Her voice broke off in the middle of the word. It was as if there had been a sudden power failure, or, rather, as if the lights in one part of the house, the living room, say, had suddenly gone out while the lights in the dining room continued to burn, for Flesh could still hear the crepitation of connection. Perhaps she was catching her breath, he thought, perhaps she was biting her tongue. Water is thicker than godblood? Than godblood?
“No,” Ben Flesh said into the phone, “you’ve got me wrong, Kitty. A man organizes his life around necessities, principles. Only some people, me, for example, are born without goals. There are a handful of us without obsession. In all the world. Only a handful. I live without obsession, without drive, a personal insanity even, why, that’s terrible. The loneliest thing imaginable. Yet I’ve had to live that way, live this, this — sane life, deprived of all the warrants of personality. To team up with the available. Living this franchised life under the logo of others. And do it, these past years, under impossible burdens of discomfort. Have some feelings, Kitty, have a little pity, Gus-Ira. What, you think I like these random patterns? I’m irregular as the badly toilet-trained. The strange, the personal have been spared me. Nothing happens but disease. Nothing …”

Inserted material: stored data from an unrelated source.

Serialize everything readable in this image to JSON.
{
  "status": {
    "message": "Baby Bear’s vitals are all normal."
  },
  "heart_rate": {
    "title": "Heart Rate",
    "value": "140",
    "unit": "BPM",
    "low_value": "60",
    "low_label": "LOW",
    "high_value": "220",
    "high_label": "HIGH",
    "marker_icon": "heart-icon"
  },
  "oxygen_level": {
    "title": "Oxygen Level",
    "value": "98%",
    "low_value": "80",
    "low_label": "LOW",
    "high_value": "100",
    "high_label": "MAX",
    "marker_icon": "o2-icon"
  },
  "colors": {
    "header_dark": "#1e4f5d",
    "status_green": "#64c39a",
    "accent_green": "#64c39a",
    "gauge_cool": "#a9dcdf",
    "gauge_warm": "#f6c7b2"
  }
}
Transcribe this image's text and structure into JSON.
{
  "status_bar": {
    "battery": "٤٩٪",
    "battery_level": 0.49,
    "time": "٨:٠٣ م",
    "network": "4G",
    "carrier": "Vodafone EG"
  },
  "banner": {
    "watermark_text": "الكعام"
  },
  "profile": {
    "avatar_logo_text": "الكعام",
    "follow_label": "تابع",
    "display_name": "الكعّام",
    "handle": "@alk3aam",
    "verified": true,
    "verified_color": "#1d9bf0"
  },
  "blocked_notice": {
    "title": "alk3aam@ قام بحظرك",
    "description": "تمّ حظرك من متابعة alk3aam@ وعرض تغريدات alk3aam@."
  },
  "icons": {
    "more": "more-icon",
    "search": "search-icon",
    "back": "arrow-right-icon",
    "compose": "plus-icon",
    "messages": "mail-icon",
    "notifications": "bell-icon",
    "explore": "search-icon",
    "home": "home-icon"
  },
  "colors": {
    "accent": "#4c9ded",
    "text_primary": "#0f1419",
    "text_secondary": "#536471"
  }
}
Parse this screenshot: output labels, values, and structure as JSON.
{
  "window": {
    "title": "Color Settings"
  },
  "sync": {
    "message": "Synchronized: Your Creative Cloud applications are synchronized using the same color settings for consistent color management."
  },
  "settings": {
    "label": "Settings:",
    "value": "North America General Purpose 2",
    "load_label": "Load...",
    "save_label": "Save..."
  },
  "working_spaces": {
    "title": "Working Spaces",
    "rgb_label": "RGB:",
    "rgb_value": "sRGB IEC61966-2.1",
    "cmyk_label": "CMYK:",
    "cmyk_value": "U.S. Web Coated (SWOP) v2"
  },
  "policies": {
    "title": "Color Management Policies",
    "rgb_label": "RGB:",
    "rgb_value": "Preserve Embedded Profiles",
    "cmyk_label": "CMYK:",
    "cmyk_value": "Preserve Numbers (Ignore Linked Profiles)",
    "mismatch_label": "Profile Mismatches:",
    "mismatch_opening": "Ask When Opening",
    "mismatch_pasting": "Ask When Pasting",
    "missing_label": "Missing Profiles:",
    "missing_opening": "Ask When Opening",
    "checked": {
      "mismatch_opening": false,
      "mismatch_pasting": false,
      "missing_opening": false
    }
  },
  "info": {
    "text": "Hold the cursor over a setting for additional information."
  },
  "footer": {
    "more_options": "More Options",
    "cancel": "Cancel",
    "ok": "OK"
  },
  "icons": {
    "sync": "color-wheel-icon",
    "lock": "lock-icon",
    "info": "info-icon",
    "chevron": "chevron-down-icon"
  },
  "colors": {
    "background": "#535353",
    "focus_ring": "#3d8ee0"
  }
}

“Hello,” Gus-Ira said jovially, “this is Gus-Ira Finsberg. I’m sorry that I’m not in to take your call. This is a recording. If you’ll wait for the little electronic beep and leave your name, number, and message, my Phone-Mate 270 will record you for two minutes and I’ll get back to you just as soon as I return.” There was a pause. Ben heard the beep.
“It’s me, Gus,” he said, “it’s Ben. Your Phone-Mate 270 is fucked up. Probably you put the reels in backward. You were never mechanically inclined, Gus-Ira. Even as a little boy. Goodbye.”